Une jeune femme nous ouvre, visiblement gênée. Derrière elle, un mec hilare et éméché filme notre arrivée en commentant.
– Ça y est, les pompiers sont là. T’entends Mika ?! On va te sauver mec ! – Heu, c’est ici le « genou » ? je demande. – Oui, oui, répond la fille. Il est dans la chambre, suivez-moi.
Nous traversons le salon en slalomant entre les cadavres de bouteilles. Une petite dizaine de fêtards se dandinent sur Party Rock Anthem en reprenant allègrement le refrain tandis qu’un couple se bécote sur le canapé. Bon, cette histoire de genou ne doit pas être si grave vu la bonne ambiance qui règne ici.
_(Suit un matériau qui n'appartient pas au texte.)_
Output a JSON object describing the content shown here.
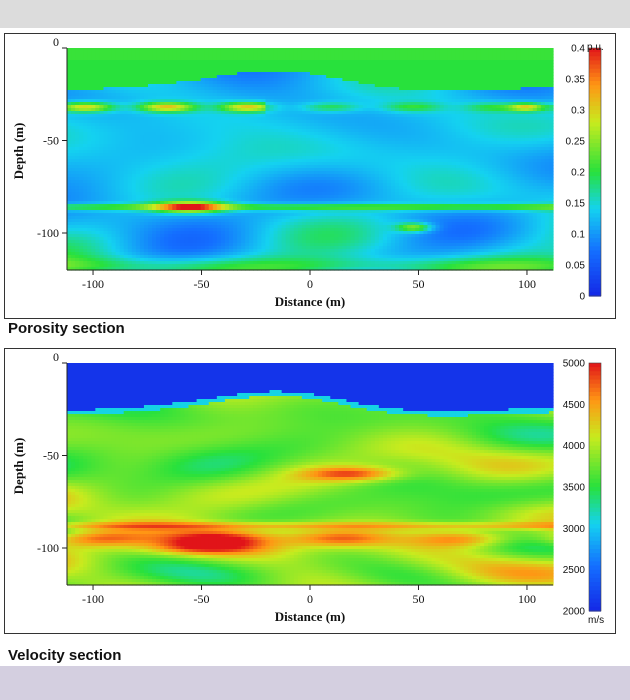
{
  "chart_data": [
    {
      "type": "heatmap",
      "caption": "Porosity section",
      "xlabel": "Distance (m)",
      "ylabel": "Depth (m)",
      "xlim": [
        -112,
        112
      ],
      "ylim": [
        -120,
        0
      ],
      "x_ticks": [
        -100,
        -50,
        0,
        50,
        100
      ],
      "x_tick_labels": [
        "-100",
        "-50",
        "0",
        "50",
        "100"
      ],
      "y_ticks": [
        0,
        -50,
        -100
      ],
      "y_tick_labels": [
        "0",
        "-50",
        "-100"
      ],
      "colorbar": {
        "unit": "p.u.",
        "min": 0,
        "max": 0.4,
        "ticks": [
          0,
          0.05,
          0.1,
          0.15,
          0.2,
          0.25,
          0.3,
          0.35,
          0.4
        ],
        "tick_labels": [
          "0",
          "0.05",
          "0.1",
          "0.15",
          "0.2",
          "0.25",
          "0.3",
          "0.35",
          "0.4"
        ]
      },
      "colors": {
        "low": "#1f3fff",
        "mid": "#33e020",
        "high": "#e8121a"
      }
    },
    {
      "type": "heatmap",
      "caption": "Velocity section",
      "xlabel": "Distance (m)",
      "ylabel": "Depth (m)",
      "xlim": [
        -112,
        112
      ],
      "ylim": [
        -120,
        0
      ],
      "x_ticks": [
        -100,
        -50,
        0,
        50,
        100
      ],
      "x_tick_labels": [
        "-100",
        "-50",
        "0",
        "50",
        "100"
      ],
      "y_ticks": [
        0,
        -50,
        -100
      ],
      "y_tick_labels": [
        "0",
        "-50",
        "-100"
      ],
      "colorbar": {
        "unit": "m/s",
        "min": 2000,
        "max": 5000,
        "ticks": [
          2000,
          2500,
          3000,
          3500,
          4000,
          4500,
          5000
        ],
        "tick_labels": [
          "2000",
          "2500",
          "3000",
          "3500",
          "4000",
          "4500",
          "5000"
        ]
      },
      "colors": {
        "low": "#1f3fff",
        "mid": "#33e020",
        "high": "#e8121a"
      }
    }
  ]
}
L’excité à la caméra court au-devant de nous.
– Les pompiers sont là ! Les pompiers sont là ! Attends Mika, je filme leur arrivée ! Quelle puissance dramatique, quelle intensité ! C’est pour ta mère Mika ! Pour tes enfants ! Pour la postérité !!! – C’est là, nous dit la fille en s’arrêtant devant la chambre dans laquelle est entré le mec à la caméra.
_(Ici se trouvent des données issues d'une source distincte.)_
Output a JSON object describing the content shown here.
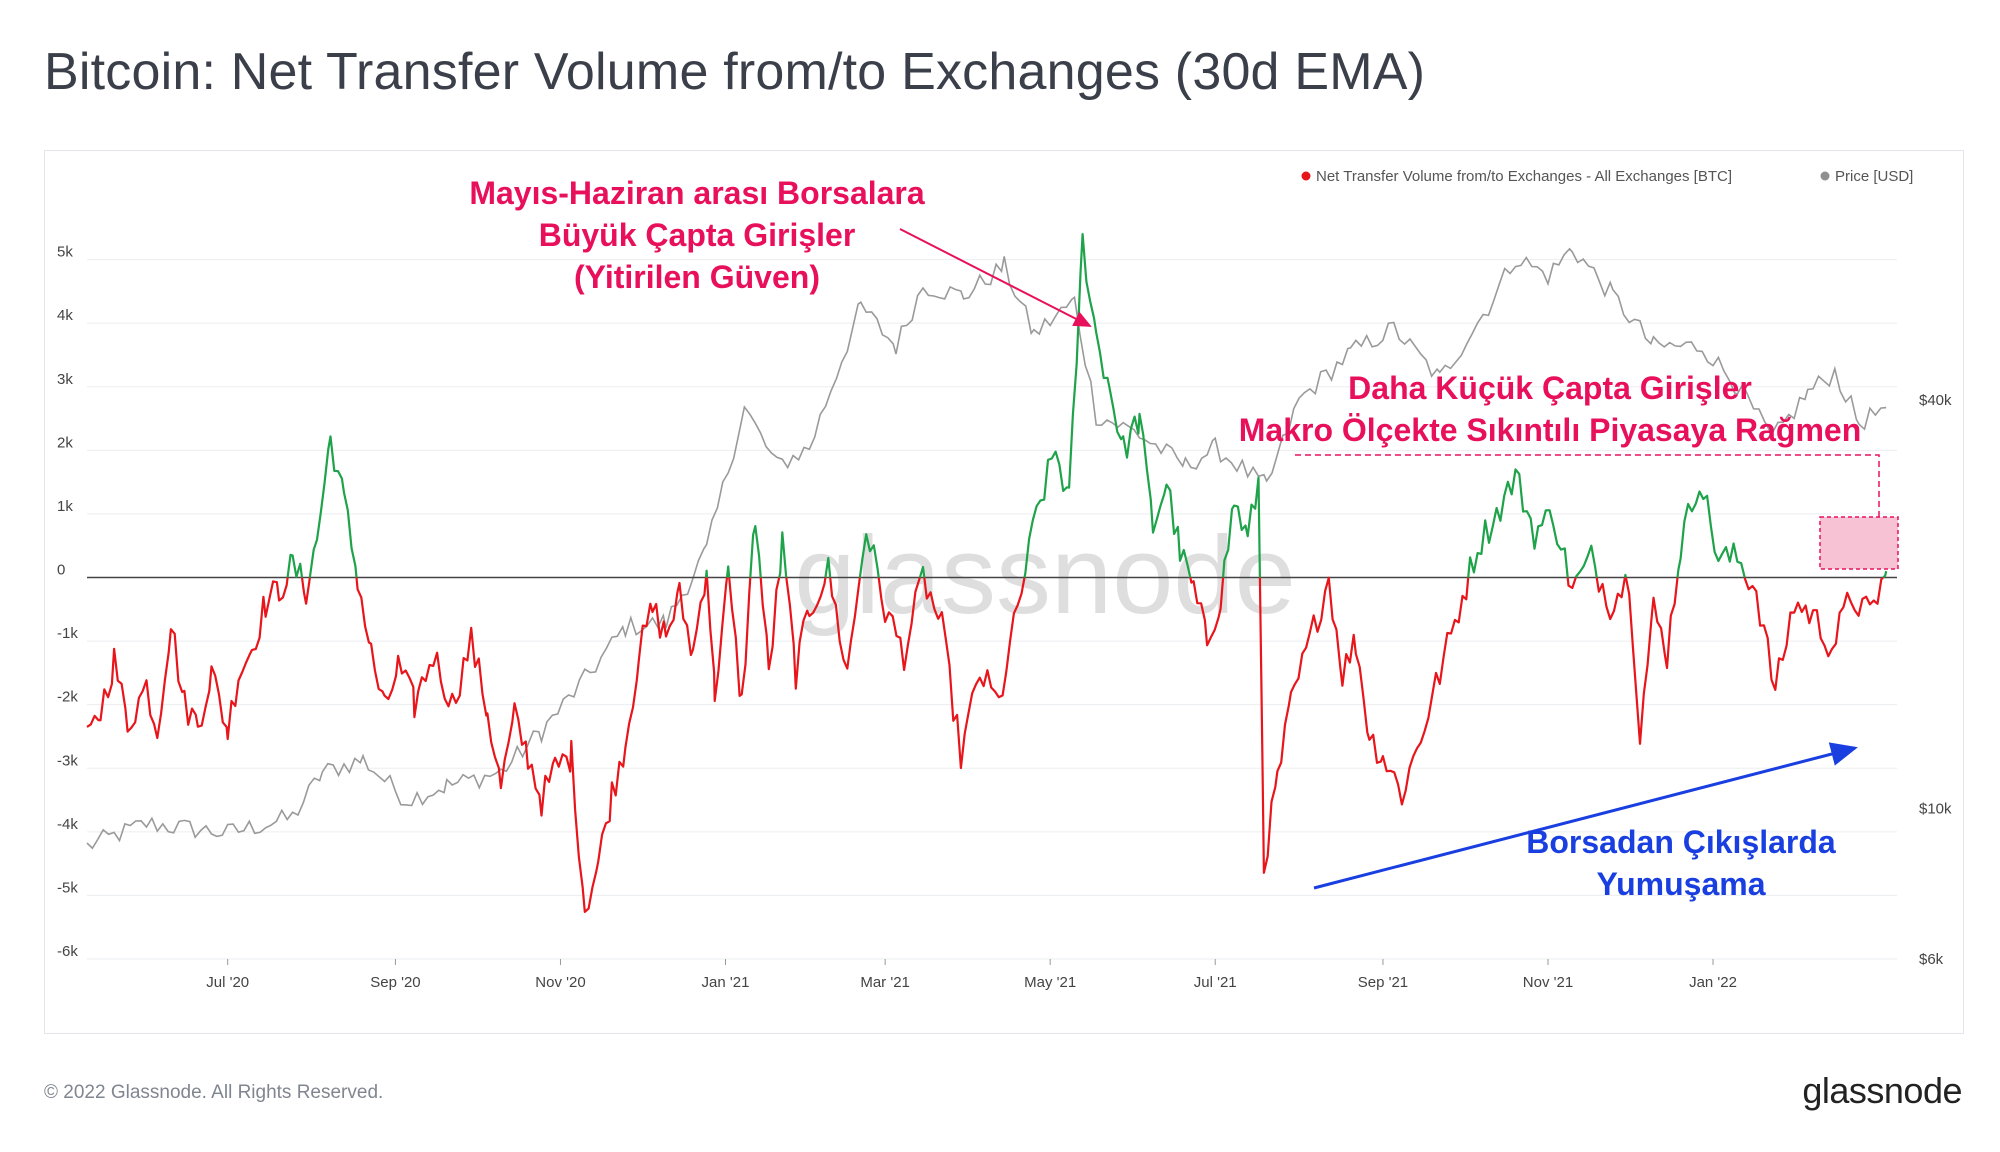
{
  "page": {
    "title": "Bitcoin: Net Transfer Volume from/to Exchanges (30d EMA)",
    "copyright": "© 2022 Glassnode. All Rights Reserved.",
    "brand": "glassnode",
    "watermark": "glassnode"
  },
  "colors": {
    "positive": "#1fa34a",
    "negative": "#e8151b",
    "price": "#9a9a9a",
    "annotation_pink": "#e8105b",
    "annotation_blue": "#1a3fe0"
  },
  "chart_data": {
    "type": "line",
    "legend": [
      {
        "label": "Net Transfer Volume from/to Exchanges - All Exchanges [BTC]",
        "color": "#e8151b"
      },
      {
        "label": "Price [USD]",
        "color": "#9a9a9a"
      }
    ],
    "legend_position": "top-right",
    "x_ticks": [
      "Jul '20",
      "Sep '20",
      "Nov '20",
      "Jan '21",
      "Mar '21",
      "May '21",
      "Jul '21",
      "Sep '21",
      "Nov '21",
      "Jan '22"
    ],
    "x_tick_dates": [
      "2020-07-01",
      "2020-09-01",
      "2020-11-01",
      "2021-01-01",
      "2021-03-01",
      "2021-05-01",
      "2021-07-01",
      "2021-09-01",
      "2021-11-01",
      "2022-01-01"
    ],
    "x_range": [
      "2020-05-10",
      "2022-03-10"
    ],
    "y_left": {
      "ticks": [
        "-6k",
        "-5k",
        "-4k",
        "-3k",
        "-2k",
        "-1k",
        "0",
        "1k",
        "2k",
        "3k",
        "4k",
        "5k"
      ],
      "range": [
        -6000,
        6000
      ]
    },
    "y_right": {
      "ticks": [
        "$6k",
        "$10k",
        "$40k"
      ],
      "scale": "log",
      "range": [
        6000,
        80000
      ]
    },
    "grid": true,
    "series": [
      {
        "name": "Net Transfer Volume from/to Exchanges - All Exchanges [BTC]",
        "color_rule": "green above 0, red below 0",
        "points": [
          [
            "2020-05-10",
            -2600
          ],
          [
            "2020-05-15",
            -2100
          ],
          [
            "2020-05-20",
            -1300
          ],
          [
            "2020-05-25",
            -2300
          ],
          [
            "2020-06-01",
            -1700
          ],
          [
            "2020-06-05",
            -2400
          ],
          [
            "2020-06-10",
            -700
          ],
          [
            "2020-06-15",
            -2000
          ],
          [
            "2020-06-20",
            -2300
          ],
          [
            "2020-06-25",
            -1500
          ],
          [
            "2020-07-01",
            -2400
          ],
          [
            "2020-07-05",
            -1500
          ],
          [
            "2020-07-10",
            -1100
          ],
          [
            "2020-07-15",
            -400
          ],
          [
            "2020-07-20",
            -200
          ],
          [
            "2020-07-25",
            200
          ],
          [
            "2020-07-30",
            -200
          ],
          [
            "2020-08-03",
            600
          ],
          [
            "2020-08-08",
            2200
          ],
          [
            "2020-08-13",
            1200
          ],
          [
            "2020-08-18",
            0
          ],
          [
            "2020-08-23",
            -1200
          ],
          [
            "2020-08-28",
            -2100
          ],
          [
            "2020-09-02",
            -1400
          ],
          [
            "2020-09-08",
            -2000
          ],
          [
            "2020-09-15",
            -1200
          ],
          [
            "2020-09-22",
            -2000
          ],
          [
            "2020-09-29",
            -1000
          ],
          [
            "2020-10-05",
            -2100
          ],
          [
            "2020-10-10",
            -3300
          ],
          [
            "2020-10-15",
            -2200
          ],
          [
            "2020-10-20",
            -2800
          ],
          [
            "2020-10-25",
            -3500
          ],
          [
            "2020-10-30",
            -3000
          ],
          [
            "2020-11-05",
            -2800
          ],
          [
            "2020-11-10",
            -5200
          ],
          [
            "2020-11-15",
            -4500
          ],
          [
            "2020-11-20",
            -3400
          ],
          [
            "2020-11-25",
            -2600
          ],
          [
            "2020-11-30",
            -1200
          ],
          [
            "2020-12-05",
            -500
          ],
          [
            "2020-12-10",
            -900
          ],
          [
            "2020-12-15",
            -300
          ],
          [
            "2020-12-20",
            -1200
          ],
          [
            "2020-12-25",
            200
          ],
          [
            "2020-12-28",
            -1800
          ],
          [
            "2021-01-02",
            0
          ],
          [
            "2021-01-07",
            -2000
          ],
          [
            "2021-01-12",
            1000
          ],
          [
            "2021-01-17",
            -1500
          ],
          [
            "2021-01-22",
            500
          ],
          [
            "2021-01-27",
            -1500
          ],
          [
            "2021-02-01",
            -500
          ],
          [
            "2021-02-08",
            100
          ],
          [
            "2021-02-15",
            -1500
          ],
          [
            "2021-02-22",
            800
          ],
          [
            "2021-03-01",
            -500
          ],
          [
            "2021-03-08",
            -1200
          ],
          [
            "2021-03-15",
            0
          ],
          [
            "2021-03-22",
            -800
          ],
          [
            "2021-03-29",
            -2800
          ],
          [
            "2021-04-05",
            -1500
          ],
          [
            "2021-04-12",
            -2000
          ],
          [
            "2021-04-19",
            -500
          ],
          [
            "2021-04-26",
            1000
          ],
          [
            "2021-05-03",
            2000
          ],
          [
            "2021-05-08",
            1200
          ],
          [
            "2021-05-13",
            5300
          ],
          [
            "2021-05-18",
            3800
          ],
          [
            "2021-05-23",
            3000
          ],
          [
            "2021-05-28",
            2000
          ],
          [
            "2021-06-03",
            2500
          ],
          [
            "2021-06-08",
            800
          ],
          [
            "2021-06-13",
            1500
          ],
          [
            "2021-06-18",
            400
          ],
          [
            "2021-06-23",
            -200
          ],
          [
            "2021-06-28",
            -1000
          ],
          [
            "2021-07-03",
            -300
          ],
          [
            "2021-07-08",
            1200
          ],
          [
            "2021-07-13",
            600
          ],
          [
            "2021-07-17",
            1500
          ],
          [
            "2021-07-19",
            -4500
          ],
          [
            "2021-07-24",
            -3200
          ],
          [
            "2021-07-29",
            -2000
          ],
          [
            "2021-08-05",
            -1000
          ],
          [
            "2021-08-12",
            0
          ],
          [
            "2021-08-17",
            -1500
          ],
          [
            "2021-08-22",
            -1000
          ],
          [
            "2021-08-27",
            -2500
          ],
          [
            "2021-09-01",
            -2800
          ],
          [
            "2021-09-08",
            -3400
          ],
          [
            "2021-09-15",
            -2500
          ],
          [
            "2021-09-22",
            -1500
          ],
          [
            "2021-09-29",
            -500
          ],
          [
            "2021-10-06",
            500
          ],
          [
            "2021-10-13",
            1000
          ],
          [
            "2021-10-20",
            1600
          ],
          [
            "2021-10-27",
            700
          ],
          [
            "2021-11-03",
            1000
          ],
          [
            "2021-11-10",
            -200
          ],
          [
            "2021-11-17",
            300
          ],
          [
            "2021-11-24",
            -400
          ],
          [
            "2021-12-01",
            0
          ],
          [
            "2021-12-05",
            -2400
          ],
          [
            "2021-12-10",
            -500
          ],
          [
            "2021-12-15",
            -1200
          ],
          [
            "2021-12-20",
            500
          ],
          [
            "2021-12-27",
            1600
          ],
          [
            "2022-01-03",
            300
          ],
          [
            "2022-01-10",
            300
          ],
          [
            "2022-01-17",
            -200
          ],
          [
            "2022-01-24",
            -1800
          ],
          [
            "2022-01-31",
            -400
          ],
          [
            "2022-02-07",
            -600
          ],
          [
            "2022-02-14",
            -1100
          ],
          [
            "2022-02-21",
            -300
          ],
          [
            "2022-02-28",
            -600
          ],
          [
            "2022-03-06",
            100
          ]
        ]
      },
      {
        "name": "Price [USD]",
        "points": [
          [
            "2020-05-10",
            8800
          ],
          [
            "2020-06-01",
            9500
          ],
          [
            "2020-07-01",
            9200
          ],
          [
            "2020-07-25",
            9700
          ],
          [
            "2020-08-05",
            11300
          ],
          [
            "2020-08-20",
            11800
          ],
          [
            "2020-09-05",
            10300
          ],
          [
            "2020-09-20",
            10800
          ],
          [
            "2020-10-10",
            11300
          ],
          [
            "2020-10-25",
            13000
          ],
          [
            "2020-11-10",
            15500
          ],
          [
            "2020-11-25",
            18500
          ],
          [
            "2020-12-10",
            18800
          ],
          [
            "2020-12-25",
            24000
          ],
          [
            "2021-01-08",
            39000
          ],
          [
            "2021-01-20",
            32000
          ],
          [
            "2021-02-01",
            34000
          ],
          [
            "2021-02-20",
            55000
          ],
          [
            "2021-03-05",
            48000
          ],
          [
            "2021-03-15",
            59000
          ],
          [
            "2021-03-30",
            57000
          ],
          [
            "2021-04-14",
            63000
          ],
          [
            "2021-04-25",
            50000
          ],
          [
            "2021-05-10",
            56000
          ],
          [
            "2021-05-18",
            38000
          ],
          [
            "2021-06-01",
            36000
          ],
          [
            "2021-06-20",
            32000
          ],
          [
            "2021-07-01",
            34000
          ],
          [
            "2021-07-20",
            29800
          ],
          [
            "2021-08-01",
            40000
          ],
          [
            "2021-08-20",
            47000
          ],
          [
            "2021-09-05",
            51000
          ],
          [
            "2021-09-22",
            43000
          ],
          [
            "2021-10-10",
            55000
          ],
          [
            "2021-10-20",
            65000
          ],
          [
            "2021-11-01",
            61000
          ],
          [
            "2021-11-10",
            67000
          ],
          [
            "2021-11-25",
            57000
          ],
          [
            "2021-12-10",
            48000
          ],
          [
            "2021-12-28",
            48000
          ],
          [
            "2022-01-10",
            42000
          ],
          [
            "2022-01-23",
            35000
          ],
          [
            "2022-02-05",
            41000
          ],
          [
            "2022-02-15",
            44000
          ],
          [
            "2022-02-24",
            37000
          ],
          [
            "2022-03-06",
            39000
          ]
        ]
      }
    ],
    "annotations": [
      {
        "lines": [
          "Mayıs-Haziran arası Borsalara",
          "Büyük Çapta Girişler",
          "(Yitirilen Güven)"
        ],
        "color": "#e8105b"
      },
      {
        "lines": [
          "Daha Küçük Çapta Girişler",
          "Makro Ölçekte Sıkıntılı Piyasaya Rağmen"
        ],
        "color": "#e8105b"
      },
      {
        "lines": [
          "Borsadan Çıkışlarda",
          "Yumuşama"
        ],
        "color": "#1a3fe0"
      }
    ]
  }
}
À l’intérieur de la pièce, un jeune homme allongé nu sur le lit semble souffrir le martyre. Une micro-serviette de bain couvre délicatement son sexe, et son genou gauche a doublé de volume. La caméra tourne, ne ratant rien de notre étonnement et de l’éclat de rire que nous essayons de contenir. « Pardon. Mika, donc. Comment cela vous est-il arrivé ? »
Le mec rougit, la fille rougit. Le caméraman glousse dans son coin.
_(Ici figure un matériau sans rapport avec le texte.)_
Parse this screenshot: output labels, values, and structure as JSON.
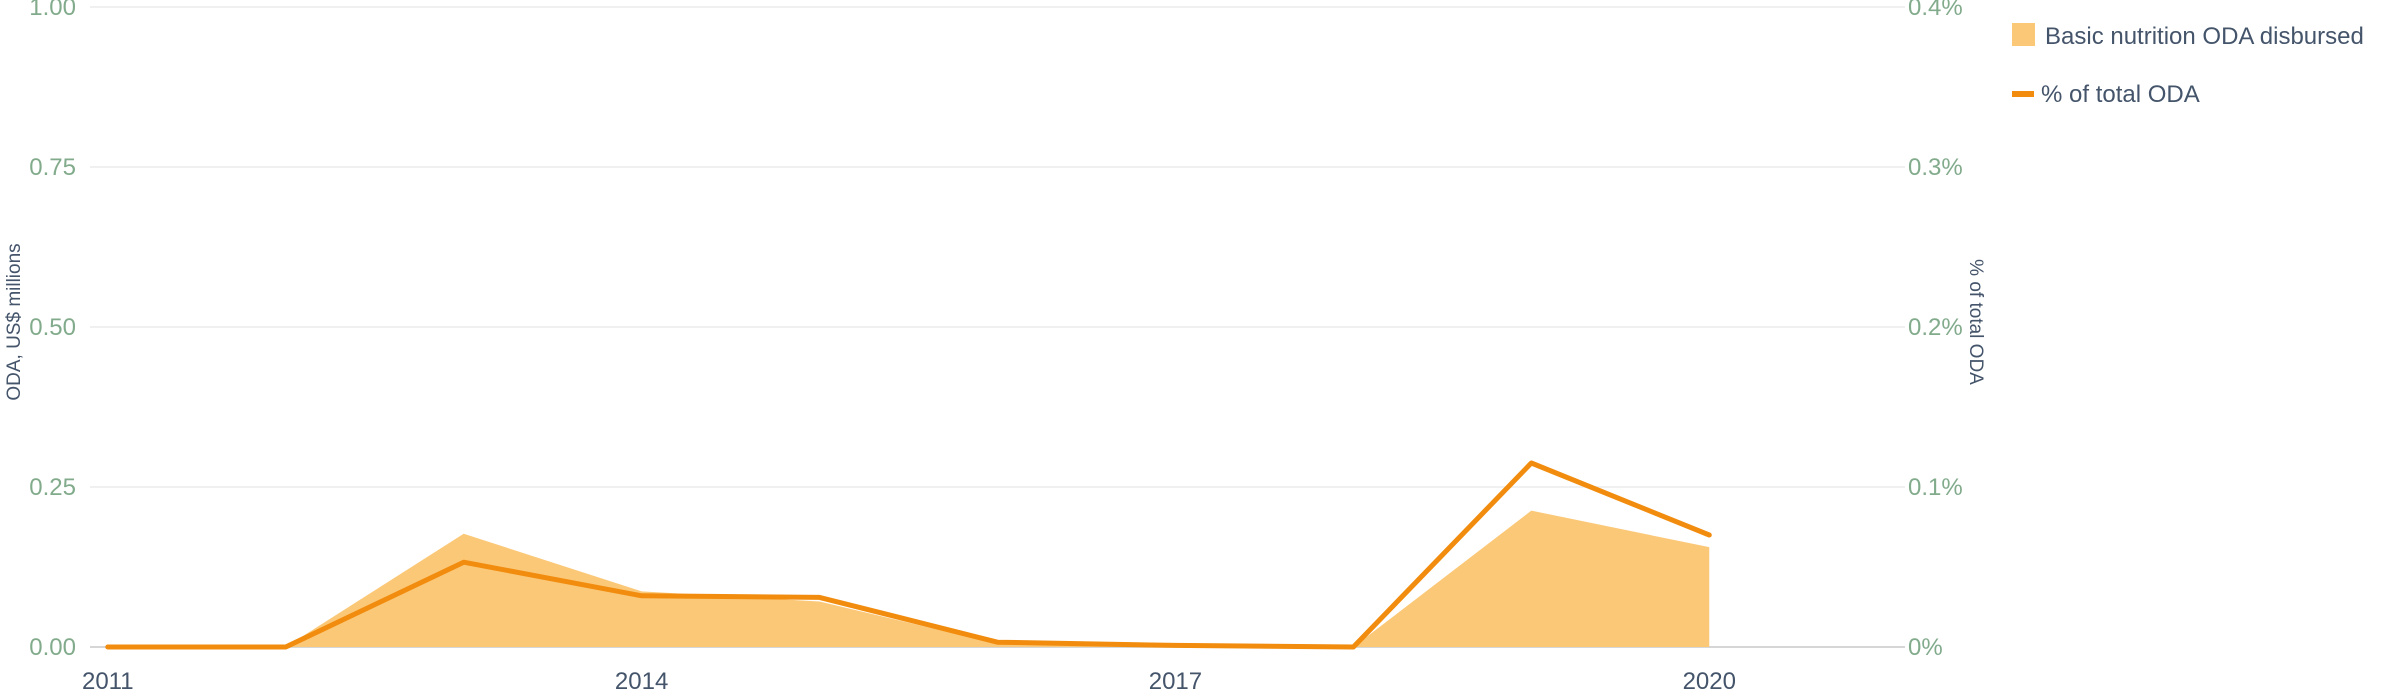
{
  "chart_data": {
    "type": "area",
    "x": [
      2011,
      2012,
      2013,
      2014,
      2015,
      2016,
      2017,
      2018,
      2019,
      2020
    ],
    "xticks": [
      "2011",
      "2014",
      "2017",
      "2020"
    ],
    "series": [
      {
        "name": "Basic nutrition ODA disbursed",
        "type": "area",
        "axis": "left",
        "values": [
          0,
          0,
          0.177,
          0.087,
          0.071,
          0.005,
          0.004,
          0,
          0.213,
          0.156
        ],
        "color": "#fbc878"
      },
      {
        "name": "% of total ODA",
        "type": "line",
        "axis": "right",
        "values": [
          0,
          0,
          0.053,
          0.032,
          0.031,
          0.003,
          0.001,
          0,
          0.115,
          0.07
        ],
        "color": "#f18c0e"
      }
    ],
    "y_left": {
      "label": "ODA, US$ millions",
      "range": [
        0,
        1
      ],
      "ticks": [
        "0.00",
        "0.25",
        "0.50",
        "0.75",
        "1.00"
      ]
    },
    "y_right": {
      "label": "% of total ODA",
      "range": [
        0,
        0.4
      ],
      "ticks": [
        "0%",
        "0.1%",
        "0.2%",
        "0.3%",
        "0.4%"
      ]
    },
    "grid": true,
    "legend_position": "top-right"
  }
}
« En fait Lucie était dessus, et à un moment elle s’est appuyée sur mon genou et j’ai senti que ça se déboîtait. Voilà. Bon Fred, arrête de filmer tu veux ? »
Éclat de rire général parmi les pompiers. Attirés par notre chahut, quelques personnes arrivent du salon pour se joindre à notre petite « contre-soirée ».
– Je serais vous, je m’écarterais. Elle est dangereuse Lulu ! – Vous pouvez prendre une photo avec moi et Mika ? – Ho oui, une photo ! Une photo ! – Heu, j’ai vachement mal quand même, je peux avoir quelque chose pour la douleur ? Je me sens pas bien.
Les mots de la victime nous ramènent sur terre. Je fais rapidement un bilan de son état et je passe un appel d’urgence pour solliciter un Véhicule Léger Infirmier pendant que mon co-équipier éloigne les fêtards en continuant de plaisanter.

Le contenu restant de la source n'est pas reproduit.